Prämienschock: Jeder Zweite zahlt 2026 mehr!
Für viele Schweizer Autofahrende wird die Autoversicherung 2026 teurer: Laut einer repräsentativen Umfrage von Comparis geben 45 Prozent an, dass die Prämien steigen. Erstaunlich: Trotzdem reagiert gut die Hälfte nicht.

Die Autoversicherungsprämien sind von 2025 auf 2026 deutlich gestiegen. Das zeigt eine repräsentative Umfrage des Internet-Vergleichsdienstes Comparis unter 1026 Autobesitzenden, die eine Autoversicherung abgeschlossen haben. Fast jede zweite versicherte Person zahlt im neuen Jahr mehr. Bei mehr als einem Drittel der Versicherten mit höherer Prämie stieg diese von 2025 auf 2026 um mehr als 100 Franken. Bei den stärkeren Prämienerhöhungen zeigt sich zudem ein regionaler Unterschied: Signifikant mehr Autohaltende in der Romandie als in der Deutschschweiz mussten einen Prämiensprung von über 200 Franken hinnehmen.

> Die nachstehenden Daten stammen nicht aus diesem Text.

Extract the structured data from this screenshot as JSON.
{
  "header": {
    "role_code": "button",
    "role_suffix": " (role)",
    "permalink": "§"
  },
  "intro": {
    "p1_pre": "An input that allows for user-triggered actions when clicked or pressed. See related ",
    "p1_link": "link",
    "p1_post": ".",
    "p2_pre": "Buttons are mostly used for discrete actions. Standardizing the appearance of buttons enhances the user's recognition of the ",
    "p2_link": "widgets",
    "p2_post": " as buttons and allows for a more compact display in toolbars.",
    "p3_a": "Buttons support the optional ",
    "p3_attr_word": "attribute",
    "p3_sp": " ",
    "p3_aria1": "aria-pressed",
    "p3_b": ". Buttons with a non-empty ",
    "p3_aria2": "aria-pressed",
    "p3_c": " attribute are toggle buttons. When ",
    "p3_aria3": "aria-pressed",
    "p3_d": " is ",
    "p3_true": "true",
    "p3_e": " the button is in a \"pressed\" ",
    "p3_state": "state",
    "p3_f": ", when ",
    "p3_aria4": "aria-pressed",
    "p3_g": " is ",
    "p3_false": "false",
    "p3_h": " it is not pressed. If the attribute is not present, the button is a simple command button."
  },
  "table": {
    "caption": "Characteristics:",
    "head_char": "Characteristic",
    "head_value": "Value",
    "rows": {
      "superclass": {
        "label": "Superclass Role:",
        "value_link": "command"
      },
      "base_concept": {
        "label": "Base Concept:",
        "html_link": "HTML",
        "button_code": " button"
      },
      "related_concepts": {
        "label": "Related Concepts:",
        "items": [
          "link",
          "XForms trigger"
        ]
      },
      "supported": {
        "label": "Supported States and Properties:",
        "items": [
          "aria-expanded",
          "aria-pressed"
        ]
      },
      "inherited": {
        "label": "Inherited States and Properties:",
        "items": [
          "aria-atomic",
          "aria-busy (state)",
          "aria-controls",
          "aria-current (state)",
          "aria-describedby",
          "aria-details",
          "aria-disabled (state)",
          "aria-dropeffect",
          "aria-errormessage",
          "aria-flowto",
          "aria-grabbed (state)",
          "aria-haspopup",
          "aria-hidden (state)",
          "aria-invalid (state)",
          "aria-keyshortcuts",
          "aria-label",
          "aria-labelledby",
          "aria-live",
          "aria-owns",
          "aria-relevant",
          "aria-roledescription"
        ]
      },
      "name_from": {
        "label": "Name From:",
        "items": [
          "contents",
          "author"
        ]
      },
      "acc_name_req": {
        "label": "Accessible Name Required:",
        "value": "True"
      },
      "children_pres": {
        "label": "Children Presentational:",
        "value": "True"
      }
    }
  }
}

Die Prämien steigen, obwohl die meisten unfallfrei gefahren sind
«Dabei ist die Prämienerhöhung mehrheitlich nicht auf selbstverschuldete Faktoren zurückzuführen», erklärt Comparis-Finanzexperte Harry Büsser. Das leitet er daraus ab, dass fast jede zweite versicherte Person eine Prämienerhöhung von ihrer Versicherung erhielt, aber gleichzeitig 80 Prozent der Befragten angaben, im vergangenen Jahr keinen Schadensfall gehabt zu haben. Trotz des Prämienschocks hat nur ein Bruchteil der Befragten (6 Prozent) den Anbieter seiner Autoversicherung gewechselt. Dabei hat sich der Schritt für viele Wechselnde klar gelohnt: Mehr als jede zweite wechselnde Person konnte ihre Prämie um mindestens 200 Franken senken.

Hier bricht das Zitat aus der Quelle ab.